On October 11, 2024, Institutional Shareholder Services (ISS) released a new FAQ regarding clawback policies as an update to its United States Executive Compensation Policies, which give insight into, among other things, ISS procedures for determining its say-on-pay (SOP) proposal recommendations. Note that companies without an SOP proxy proposal (e.g., emerging growth companies) should not be impacted by this new ISS guidance.
Procedural significance
ISS FAQs are generally updated annually in November or December for the following year’s proxy season, so this off-cycle addition is noteworthy. This also is the first inclusion of clawback policies in the FAQs relating to the US Executive Compensation Policies.
In short, the new FAQ (which is excerpted in full below) specifies that a clawback policy will not be viewed as “robust” for purposes of ISS’ Executive Compensation Analysis unless it extends beyond Dodd-Frank requirements and applies to all time-vesting awards as well as performance-vesting awards.
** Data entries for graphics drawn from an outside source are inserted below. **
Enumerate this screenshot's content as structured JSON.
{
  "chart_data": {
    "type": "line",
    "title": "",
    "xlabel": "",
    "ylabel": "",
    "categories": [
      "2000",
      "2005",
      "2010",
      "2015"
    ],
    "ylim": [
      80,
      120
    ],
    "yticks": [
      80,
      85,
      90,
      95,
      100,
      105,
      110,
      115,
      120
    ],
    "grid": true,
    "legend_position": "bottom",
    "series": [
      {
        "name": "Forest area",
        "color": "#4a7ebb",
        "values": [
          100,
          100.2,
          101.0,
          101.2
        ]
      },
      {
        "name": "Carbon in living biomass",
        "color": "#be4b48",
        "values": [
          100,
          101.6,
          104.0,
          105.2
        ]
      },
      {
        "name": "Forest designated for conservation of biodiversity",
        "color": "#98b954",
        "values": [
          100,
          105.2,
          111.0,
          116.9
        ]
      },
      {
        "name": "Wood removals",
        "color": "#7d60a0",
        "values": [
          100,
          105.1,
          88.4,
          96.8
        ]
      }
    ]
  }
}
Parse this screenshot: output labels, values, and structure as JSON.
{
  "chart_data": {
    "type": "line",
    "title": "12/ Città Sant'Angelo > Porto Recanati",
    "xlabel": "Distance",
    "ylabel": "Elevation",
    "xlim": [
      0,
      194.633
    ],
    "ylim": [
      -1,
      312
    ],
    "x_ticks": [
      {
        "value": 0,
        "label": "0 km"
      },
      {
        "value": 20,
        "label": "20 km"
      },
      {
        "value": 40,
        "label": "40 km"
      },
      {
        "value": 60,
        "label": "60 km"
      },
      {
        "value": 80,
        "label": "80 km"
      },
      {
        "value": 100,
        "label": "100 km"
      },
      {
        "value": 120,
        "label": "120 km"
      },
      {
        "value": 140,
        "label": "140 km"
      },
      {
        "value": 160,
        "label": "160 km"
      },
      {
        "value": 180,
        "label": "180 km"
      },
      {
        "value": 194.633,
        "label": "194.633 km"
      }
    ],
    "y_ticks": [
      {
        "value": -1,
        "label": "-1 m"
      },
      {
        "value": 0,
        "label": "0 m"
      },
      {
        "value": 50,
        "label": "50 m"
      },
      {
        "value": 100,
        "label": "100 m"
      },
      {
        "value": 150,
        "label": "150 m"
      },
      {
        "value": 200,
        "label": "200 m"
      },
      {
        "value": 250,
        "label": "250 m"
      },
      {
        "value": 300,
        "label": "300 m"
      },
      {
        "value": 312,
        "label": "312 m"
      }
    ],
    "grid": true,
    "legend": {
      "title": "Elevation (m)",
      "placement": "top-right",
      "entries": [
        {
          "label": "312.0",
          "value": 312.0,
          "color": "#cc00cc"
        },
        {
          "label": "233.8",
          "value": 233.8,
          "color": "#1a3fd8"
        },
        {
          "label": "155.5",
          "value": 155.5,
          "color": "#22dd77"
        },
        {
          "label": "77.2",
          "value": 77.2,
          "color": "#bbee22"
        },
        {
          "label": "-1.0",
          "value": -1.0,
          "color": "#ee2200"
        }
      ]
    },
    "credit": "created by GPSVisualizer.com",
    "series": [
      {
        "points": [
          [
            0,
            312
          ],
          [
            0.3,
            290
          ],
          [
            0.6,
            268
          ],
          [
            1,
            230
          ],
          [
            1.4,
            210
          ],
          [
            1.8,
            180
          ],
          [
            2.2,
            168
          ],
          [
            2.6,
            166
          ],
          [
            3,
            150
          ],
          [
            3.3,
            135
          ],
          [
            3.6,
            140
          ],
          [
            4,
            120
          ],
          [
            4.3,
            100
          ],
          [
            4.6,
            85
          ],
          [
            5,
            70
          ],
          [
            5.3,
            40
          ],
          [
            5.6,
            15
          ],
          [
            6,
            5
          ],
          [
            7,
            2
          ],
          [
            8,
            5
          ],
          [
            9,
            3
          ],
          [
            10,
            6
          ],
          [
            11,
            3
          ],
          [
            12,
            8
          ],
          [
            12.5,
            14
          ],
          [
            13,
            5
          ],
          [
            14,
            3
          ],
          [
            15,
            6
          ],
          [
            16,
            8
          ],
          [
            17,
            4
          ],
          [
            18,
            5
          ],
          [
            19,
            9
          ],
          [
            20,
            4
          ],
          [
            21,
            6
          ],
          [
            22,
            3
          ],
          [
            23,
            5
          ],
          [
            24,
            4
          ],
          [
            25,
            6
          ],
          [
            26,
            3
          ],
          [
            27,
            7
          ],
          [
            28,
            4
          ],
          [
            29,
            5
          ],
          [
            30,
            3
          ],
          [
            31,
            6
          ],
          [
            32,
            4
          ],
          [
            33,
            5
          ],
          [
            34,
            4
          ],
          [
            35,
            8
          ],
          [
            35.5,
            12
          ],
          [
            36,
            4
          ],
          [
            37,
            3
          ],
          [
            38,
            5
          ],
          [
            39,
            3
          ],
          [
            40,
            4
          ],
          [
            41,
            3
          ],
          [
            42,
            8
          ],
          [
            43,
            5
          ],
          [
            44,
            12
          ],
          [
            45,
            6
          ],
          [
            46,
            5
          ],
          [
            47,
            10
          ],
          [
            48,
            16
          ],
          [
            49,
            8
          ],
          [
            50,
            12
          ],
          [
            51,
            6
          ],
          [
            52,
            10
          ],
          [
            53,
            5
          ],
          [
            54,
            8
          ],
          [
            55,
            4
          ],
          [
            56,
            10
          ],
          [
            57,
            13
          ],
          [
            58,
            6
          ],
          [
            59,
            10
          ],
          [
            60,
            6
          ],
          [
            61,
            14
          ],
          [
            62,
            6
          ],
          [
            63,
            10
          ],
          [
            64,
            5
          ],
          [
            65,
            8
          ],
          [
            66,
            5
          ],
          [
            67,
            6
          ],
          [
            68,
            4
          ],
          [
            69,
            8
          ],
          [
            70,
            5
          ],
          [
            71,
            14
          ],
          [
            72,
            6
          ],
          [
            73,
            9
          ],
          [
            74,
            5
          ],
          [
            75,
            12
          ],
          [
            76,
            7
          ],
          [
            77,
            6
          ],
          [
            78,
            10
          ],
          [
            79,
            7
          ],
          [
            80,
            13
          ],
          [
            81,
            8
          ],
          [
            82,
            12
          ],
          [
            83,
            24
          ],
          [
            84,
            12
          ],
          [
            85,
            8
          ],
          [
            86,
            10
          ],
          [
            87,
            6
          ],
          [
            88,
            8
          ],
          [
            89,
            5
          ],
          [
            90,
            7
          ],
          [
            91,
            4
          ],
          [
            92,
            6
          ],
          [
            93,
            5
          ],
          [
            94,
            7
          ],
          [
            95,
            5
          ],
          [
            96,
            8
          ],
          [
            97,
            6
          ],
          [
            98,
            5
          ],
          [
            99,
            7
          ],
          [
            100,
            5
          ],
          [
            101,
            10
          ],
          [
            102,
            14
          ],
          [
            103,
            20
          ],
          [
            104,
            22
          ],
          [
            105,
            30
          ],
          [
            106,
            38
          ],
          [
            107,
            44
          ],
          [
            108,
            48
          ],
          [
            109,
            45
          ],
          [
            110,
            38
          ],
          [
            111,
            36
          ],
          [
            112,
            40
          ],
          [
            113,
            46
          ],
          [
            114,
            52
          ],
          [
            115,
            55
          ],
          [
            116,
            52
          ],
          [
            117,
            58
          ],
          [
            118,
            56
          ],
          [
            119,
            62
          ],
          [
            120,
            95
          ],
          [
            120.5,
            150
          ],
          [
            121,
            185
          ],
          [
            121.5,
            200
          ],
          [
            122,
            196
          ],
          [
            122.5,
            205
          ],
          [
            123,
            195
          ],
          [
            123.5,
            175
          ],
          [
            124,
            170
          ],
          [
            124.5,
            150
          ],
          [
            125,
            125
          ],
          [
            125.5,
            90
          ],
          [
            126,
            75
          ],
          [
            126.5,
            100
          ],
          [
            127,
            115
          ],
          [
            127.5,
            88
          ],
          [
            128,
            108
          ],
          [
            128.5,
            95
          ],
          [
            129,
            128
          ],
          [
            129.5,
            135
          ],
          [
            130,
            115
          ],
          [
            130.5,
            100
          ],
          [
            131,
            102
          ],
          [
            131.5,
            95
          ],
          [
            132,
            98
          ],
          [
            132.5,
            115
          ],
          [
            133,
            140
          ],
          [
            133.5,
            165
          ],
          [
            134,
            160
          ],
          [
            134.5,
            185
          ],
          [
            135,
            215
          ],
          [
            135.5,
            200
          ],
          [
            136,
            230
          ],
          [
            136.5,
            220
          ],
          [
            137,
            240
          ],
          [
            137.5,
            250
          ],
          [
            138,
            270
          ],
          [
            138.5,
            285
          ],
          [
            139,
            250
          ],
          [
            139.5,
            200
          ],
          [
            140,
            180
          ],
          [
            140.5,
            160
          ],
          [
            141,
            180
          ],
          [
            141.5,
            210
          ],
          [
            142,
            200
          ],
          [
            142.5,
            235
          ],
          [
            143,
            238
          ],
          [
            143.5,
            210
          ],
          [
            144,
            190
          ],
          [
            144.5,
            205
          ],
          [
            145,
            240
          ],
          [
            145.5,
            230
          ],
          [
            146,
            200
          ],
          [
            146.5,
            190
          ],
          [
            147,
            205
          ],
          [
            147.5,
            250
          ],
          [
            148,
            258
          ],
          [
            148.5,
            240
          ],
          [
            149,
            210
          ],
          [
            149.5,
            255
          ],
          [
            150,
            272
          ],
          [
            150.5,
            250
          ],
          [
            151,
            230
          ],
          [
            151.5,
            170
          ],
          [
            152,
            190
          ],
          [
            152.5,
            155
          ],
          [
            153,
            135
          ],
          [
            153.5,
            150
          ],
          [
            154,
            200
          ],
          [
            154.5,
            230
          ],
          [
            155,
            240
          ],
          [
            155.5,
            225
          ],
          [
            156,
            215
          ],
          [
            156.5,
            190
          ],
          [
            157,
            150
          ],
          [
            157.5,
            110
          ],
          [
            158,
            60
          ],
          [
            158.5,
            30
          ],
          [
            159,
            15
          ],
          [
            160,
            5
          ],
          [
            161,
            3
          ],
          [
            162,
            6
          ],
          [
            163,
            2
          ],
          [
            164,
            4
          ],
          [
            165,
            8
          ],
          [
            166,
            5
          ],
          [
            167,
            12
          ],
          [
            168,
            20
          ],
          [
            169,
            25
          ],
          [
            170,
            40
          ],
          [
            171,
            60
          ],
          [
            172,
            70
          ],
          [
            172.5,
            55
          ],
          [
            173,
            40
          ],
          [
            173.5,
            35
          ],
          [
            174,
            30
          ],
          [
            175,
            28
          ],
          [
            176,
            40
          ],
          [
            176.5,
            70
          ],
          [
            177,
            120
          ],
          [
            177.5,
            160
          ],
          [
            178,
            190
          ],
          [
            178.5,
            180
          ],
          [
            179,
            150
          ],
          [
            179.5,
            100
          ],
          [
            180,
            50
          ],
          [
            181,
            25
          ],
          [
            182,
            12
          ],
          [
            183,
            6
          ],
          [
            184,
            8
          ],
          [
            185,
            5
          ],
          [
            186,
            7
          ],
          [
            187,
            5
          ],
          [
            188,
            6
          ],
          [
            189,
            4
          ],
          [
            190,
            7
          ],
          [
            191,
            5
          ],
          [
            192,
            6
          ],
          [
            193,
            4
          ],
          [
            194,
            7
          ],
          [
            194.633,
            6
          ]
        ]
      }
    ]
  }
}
This is consistent with ISS’ existing position under its Equity Plan Scorecard, where an equity plan will not receive points under the clawback policy metric unless the policy applies to both time- and performance-based awards.
Implications
Many companies do not go beyond the minimum Dodd-Frank requirements. Regardless, it appears that – going forward – a clawback policy that does not apply to time-based awards will be viewed negatively by ISS in determining its SOP vote recommendation, though it is not clear how much weight will be given to this factor. We continue to think that while companies should periodically revisit their clawback policies and take this new ISS position into account as another factor in the overall calculus, the guiding principle should be to ensure that the policy remains appropriate and best serves its purpose in the company’s particular circumstances.
New FAQ 46
What is needed in order for to [sic] ISS to consider a clawback policy “robust,” as displayed in the “Executive Compensation Analysis” section of the research report?
In order to receive credit for a “robust” clawback policy in the “Executive Compensation Analysis” section of the research report, a company’s clawback policy must extend beyond minimum Dodd-Frank requirements and explicitly cover all time-vesting equity awards. A clawback policy that adheres only to minimum Dodd-Frank requirements will not be considered robust, because those requirements generally do not cover all time-vesting equity awards.